Attendees posed for professional photographers upon entry; a long catwalk stretched out onto the dance floor, with partygoers invited to model their outfits at the top of every hour. The evening's MCs—actor Delissa Reynolds, of Luke Cage and Orange Is the New Black, and Buzzfeed Books founding editor Isaac Fitzgerald—shouted praise for participants' ensembles, straining over exuberant encouragement from the effusively supportive crowd.
Style choices ran the full low-high gamut: Walking across the dance floor, I watched two women, dressed in hemp-y looking garments and seated on the floor, fork something into their mouths from a clamshell, oblivious to the hem of a gown swishing by. Behind them, a couple sipped wine from small plastic cups, the man in a slim suit and the woman in a peplum dress, a cacophony of black and white patterns. All the outfits seemed equally at home, although some certainly screamed louder than others.
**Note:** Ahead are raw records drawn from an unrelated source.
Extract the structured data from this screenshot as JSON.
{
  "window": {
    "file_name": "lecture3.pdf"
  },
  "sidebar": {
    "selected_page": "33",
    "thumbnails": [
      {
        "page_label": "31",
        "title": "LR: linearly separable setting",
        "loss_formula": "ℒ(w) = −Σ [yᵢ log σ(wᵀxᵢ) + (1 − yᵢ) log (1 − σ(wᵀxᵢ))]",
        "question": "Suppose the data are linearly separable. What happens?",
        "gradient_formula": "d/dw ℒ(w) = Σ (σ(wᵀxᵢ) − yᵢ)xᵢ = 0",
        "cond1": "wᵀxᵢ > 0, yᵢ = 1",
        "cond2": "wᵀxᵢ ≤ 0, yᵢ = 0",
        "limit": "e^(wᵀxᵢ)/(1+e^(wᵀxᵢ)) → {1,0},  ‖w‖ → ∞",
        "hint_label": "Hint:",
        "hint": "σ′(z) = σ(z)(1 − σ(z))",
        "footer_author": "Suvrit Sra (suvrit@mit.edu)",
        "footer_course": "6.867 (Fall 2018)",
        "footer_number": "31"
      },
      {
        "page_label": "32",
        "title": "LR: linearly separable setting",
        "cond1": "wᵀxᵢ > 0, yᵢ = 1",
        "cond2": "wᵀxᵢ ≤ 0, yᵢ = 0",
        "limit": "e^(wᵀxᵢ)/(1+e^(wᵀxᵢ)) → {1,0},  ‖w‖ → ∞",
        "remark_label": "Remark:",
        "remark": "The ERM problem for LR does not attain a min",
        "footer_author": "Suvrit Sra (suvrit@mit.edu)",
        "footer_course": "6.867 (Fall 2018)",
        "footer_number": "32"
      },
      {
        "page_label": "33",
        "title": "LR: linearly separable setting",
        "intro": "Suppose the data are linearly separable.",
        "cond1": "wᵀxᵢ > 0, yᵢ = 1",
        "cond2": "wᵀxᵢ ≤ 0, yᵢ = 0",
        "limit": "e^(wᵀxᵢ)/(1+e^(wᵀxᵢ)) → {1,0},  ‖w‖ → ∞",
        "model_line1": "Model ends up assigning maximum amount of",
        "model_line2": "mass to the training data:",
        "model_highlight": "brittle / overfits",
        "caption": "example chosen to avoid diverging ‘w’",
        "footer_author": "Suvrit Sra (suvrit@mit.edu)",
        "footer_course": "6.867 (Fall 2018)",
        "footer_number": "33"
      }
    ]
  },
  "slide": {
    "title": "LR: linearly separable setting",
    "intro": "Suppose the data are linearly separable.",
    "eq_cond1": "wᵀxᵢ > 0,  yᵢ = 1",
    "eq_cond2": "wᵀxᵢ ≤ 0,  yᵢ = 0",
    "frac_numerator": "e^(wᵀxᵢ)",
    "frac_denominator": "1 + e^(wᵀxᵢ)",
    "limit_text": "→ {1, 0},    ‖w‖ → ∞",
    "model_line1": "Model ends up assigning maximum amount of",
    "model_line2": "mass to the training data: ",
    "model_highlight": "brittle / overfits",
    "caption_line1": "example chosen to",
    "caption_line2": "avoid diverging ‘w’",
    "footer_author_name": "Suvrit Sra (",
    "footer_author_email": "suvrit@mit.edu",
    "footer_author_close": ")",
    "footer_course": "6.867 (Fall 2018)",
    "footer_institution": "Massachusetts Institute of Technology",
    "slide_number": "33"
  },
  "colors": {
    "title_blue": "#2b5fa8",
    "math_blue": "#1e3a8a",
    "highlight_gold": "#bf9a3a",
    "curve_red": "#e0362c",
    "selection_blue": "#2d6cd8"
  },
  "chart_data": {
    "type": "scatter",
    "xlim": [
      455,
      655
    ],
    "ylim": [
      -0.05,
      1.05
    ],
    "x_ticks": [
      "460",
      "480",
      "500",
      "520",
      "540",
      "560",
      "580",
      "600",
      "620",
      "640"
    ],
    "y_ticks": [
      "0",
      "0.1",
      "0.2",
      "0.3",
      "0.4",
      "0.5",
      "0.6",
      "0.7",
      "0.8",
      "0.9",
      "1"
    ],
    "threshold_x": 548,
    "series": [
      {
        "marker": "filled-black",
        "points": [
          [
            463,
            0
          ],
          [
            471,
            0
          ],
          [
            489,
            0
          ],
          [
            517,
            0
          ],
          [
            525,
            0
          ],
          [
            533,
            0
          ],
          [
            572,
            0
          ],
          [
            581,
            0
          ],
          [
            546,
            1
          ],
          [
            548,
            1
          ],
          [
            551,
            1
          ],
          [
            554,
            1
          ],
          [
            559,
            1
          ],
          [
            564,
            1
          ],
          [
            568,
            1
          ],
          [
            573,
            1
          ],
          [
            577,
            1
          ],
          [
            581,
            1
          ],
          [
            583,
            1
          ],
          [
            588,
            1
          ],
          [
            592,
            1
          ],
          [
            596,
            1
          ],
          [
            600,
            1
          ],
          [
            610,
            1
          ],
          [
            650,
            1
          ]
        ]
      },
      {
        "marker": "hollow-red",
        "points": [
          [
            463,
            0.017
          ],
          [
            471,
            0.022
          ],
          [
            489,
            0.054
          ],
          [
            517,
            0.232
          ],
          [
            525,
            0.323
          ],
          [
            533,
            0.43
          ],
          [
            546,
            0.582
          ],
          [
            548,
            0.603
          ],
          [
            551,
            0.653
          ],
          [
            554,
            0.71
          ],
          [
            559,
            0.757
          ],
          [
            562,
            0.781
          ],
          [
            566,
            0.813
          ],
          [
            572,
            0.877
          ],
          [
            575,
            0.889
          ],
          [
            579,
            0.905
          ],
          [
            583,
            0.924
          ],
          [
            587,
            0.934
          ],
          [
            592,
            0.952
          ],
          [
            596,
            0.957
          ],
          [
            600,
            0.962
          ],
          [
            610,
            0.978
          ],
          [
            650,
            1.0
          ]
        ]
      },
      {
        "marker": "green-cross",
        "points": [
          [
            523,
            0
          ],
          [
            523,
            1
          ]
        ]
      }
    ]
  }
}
"My look is raccoon couture: Everything I'm wearing is castoffs and scraps and remnants, just little bits and pieces that I've come across," fashion plate Alex Augustyniak told Gothamist, speaking from under a homemade headdress constructed from foam core and hot glue. Accented with fake flowers and dangling silver chains, it floated over his face like a geometric cloud, and somehow this made stylistic sense alongside his black cape and witchy pendants. Augustyniak works in film—"but not in wardrobe or costumes"—and came to the Ball "to see all the different styles of people in Brooklyn."
"I've always been ... interested in putting together different styles," he said, "and this is just sort of an easy way to showcase it and just have a little fun."
Afua Addo, a third generation Brooklynite, came to the Ball with two old friends: Dame Cuchi—dressed in a bright blue, bobbed wig and a top spotted in Yayoi Kusama-type polka dots—and Tangerine Jones, a performance artist who designed her hot pink jumpsuit to evoke Studio 54.
"As I was getting dressed, I was thinking about how I could show up best for my two ladies," Addo told Gothamist. "I knew that they bring their A-game all the time, and it's been a long time since we've seen each other." It had also been about 10 years since she'd set foot in the library, a building she haunted during middle school, and too long since she'd been able to stray beyond her business casual work wardrobe.
Addo chose a long patterned dress by Haitian-Italian designer Stella Jean: "It's one of the ways I try to support women of color, and women artists who create their own designs," she said, adding: "We're going to call it an ode to my grandma. My grandmother loved color, she's Chickasaw native." The red Air Force 1 sneakers, she continued, were her hat tip to New York—"I can brave the train in them"—and her fedora, purchased from a "haberdashery" that recently sprouted up on Bedford Avenue, a nod to her neighborhood. "I'm from Williamsburg, and this hat represents to me a little bit of gentrification," she laughed.